In the end the cake was as delicious as it was beautiful decorated with the jewels of candied fruit. Since I have enough leftover ingredients, I’ll be making it again for our Easter dinner. If I do say so myself, it will be the centerpiece of the buffet table! And, not to worry blog fans Zoë will be posting her rendition of the cake as well in time for Easter.
Recipe as published in Saveur:
Butter, for greasing pan
1 cup plus 2 tablespoons all-purpose flour, sifted, plus more for dusting pan
2/3 cup plus 3/4 cup granulated sugar
1 teaspoon orange zest (organic if possible)
6 large eggs
1 cup shelled pistachios
3 cups confectioners’ sugar
White of 1 large egg, lightly beaten
2 tablespoons Grand Marnier liqueur
1 pound whole-milk ricotta, drained overnight in a cheesecloth-lined strainer, or ricotta impastata
1 teaspoon pure vanilla extract
1/2 teaspoon ground cinnamon
1/4 teaspoon kosher salt
2 tablespoons plus 2 teaspoons fresh lemon juice
Whole candied fruits, such as oranges, apricots, and cherries, halved
Candied citron, cut in strips
Heat oven to 350°
Grease and flour a 9-inch cake pan; set aside. Combine 2/3 cup granulated sugar, zest, and eggs in a large bowl and beat on high speed of a stand mixer until pale and light, about 5 minutes. Add flour and fold to combine. Pour into cake pan and smooth top. Bake until a toothpick inserted in center of cake comes out clean, about 30 minutes. Transfer pan to a wire rack, let cake cool completely, and remove cake from pan.
Using a serrated knife, cut cake crosswise into 1/2″-thick strips; set aside. Line bottom and sides of a 12″ metal pie plate with plastic wrap; set aside.
Process the pistachios in a food processor until finely chopped. Add 1 cup confectioners’ sugar and process until finely ground. With processor running, slowly add enough egg white to form smooth dough.
Transfer dough to a work surface dusted with confectioners’ sugar and knead until smooth. Using a rolling pin, roll marzipan until 1/4″ thick. Cut into 2″-wide strips and line side of pie plate with strips, flattening where they overlap to form one continuous ring; set aside.

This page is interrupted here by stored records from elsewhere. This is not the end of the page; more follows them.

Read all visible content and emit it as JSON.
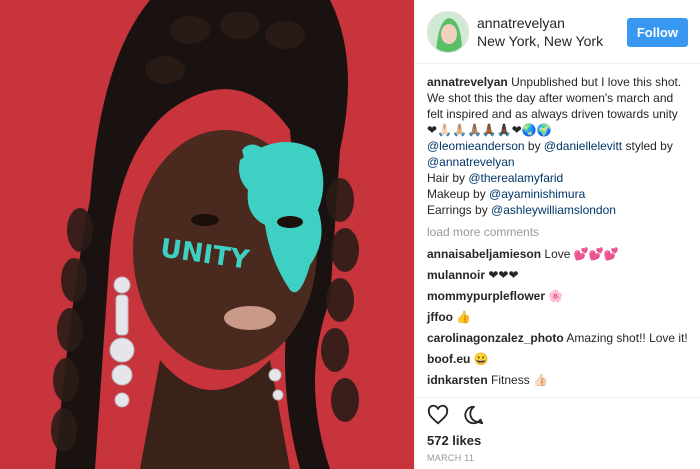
{
  "header": {
    "username": "annatrevelyan",
    "location": "New York, New York",
    "follow_label": "Follow"
  },
  "caption": {
    "username": "annatrevelyan",
    "text": "Unpublished but I love this shot. We shot this the day after women's march and felt inspired and as always driven towards unity ❤🙏🏻🙏🏼🙏🏽🙏🏾🙏🏿❤🌏🌍",
    "credit1_tag_a": "@leomieanderson",
    "credit1_mid": " by ",
    "credit1_tag_b": "@daniellelevitt",
    "credit1_tail": " styled by ",
    "credit1_tag_c": "@annatrevelyan",
    "hair_prefix": "Hair by ",
    "hair_tag": "@therealamyfarid",
    "makeup_prefix": "Makeup by ",
    "makeup_tag": "@ayaminishimura",
    "earrings_prefix": "Earrings by ",
    "earrings_tag": "@ashleywilliamslondon"
  },
  "load_more": "load more comments",
  "comments": [
    {
      "user": "annaisabeljamieson",
      "text": "Love 💕💕💕"
    },
    {
      "user": "mulannoir",
      "text": "❤❤❤"
    },
    {
      "user": "mommypurpleflower",
      "text": "🌸"
    },
    {
      "user": "jffoo",
      "text": "👍"
    },
    {
      "user": "carolinagonzalez_photo",
      "text": "Amazing shot!! Love it!"
    },
    {
      "user": "boof.eu",
      "text": "😀"
    },
    {
      "user": "idnkarsten",
      "text": "Fitness 👍🏻"
    }
  ],
  "photo": {
    "face_text": "UNITY"
  },
  "likes": "572 likes",
  "date": "MARCH 11",
  "icons": [
    "heart-icon",
    "comment-icon"
  ],
  "colors": {
    "follow_button": "#3897f0",
    "mention": "#003569",
    "photo_background": "#c8343c",
    "face_paint": "#3fd0c4"
  }
}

Heat 1/4 cup sugar and 1/4 cup water in a saucepan over medium-high heat. Cook until sugar dissolves, then stir in Grand Marnier; set aside.
In a large bowl, whisk together remaining sugar, ricotta, vanilla, and cinnamon until smooth, 2–3 minutes; set aside.
To assemble, line bottom of prepared pie plate with cake strips, cutting to fit, and then sprinkle with 5 tablespoons Grand Marnier syrup; place ricotta mixture on top of cake and spread evenly to fill pie plate, smoothing top. Cover top of ricotta mixture with remaining cake slices, cutting to fit evenly, and drizzle with remaining syrup; trim excess pistachio marzipan and then wrap pie plate in plastic wrap and refrigerate until chilled, 2 hours.
Meanwhile, combine remaining confectioners’ sugar and lemon juice in a medium bowl to make a thick glaze. Invert pie plate onto a serving dish and peel off plastic wrap. Pour glaze over cake to cover evenly. Decorate with candied fruits. Refrigerate cake until set, 2 hours or overnight.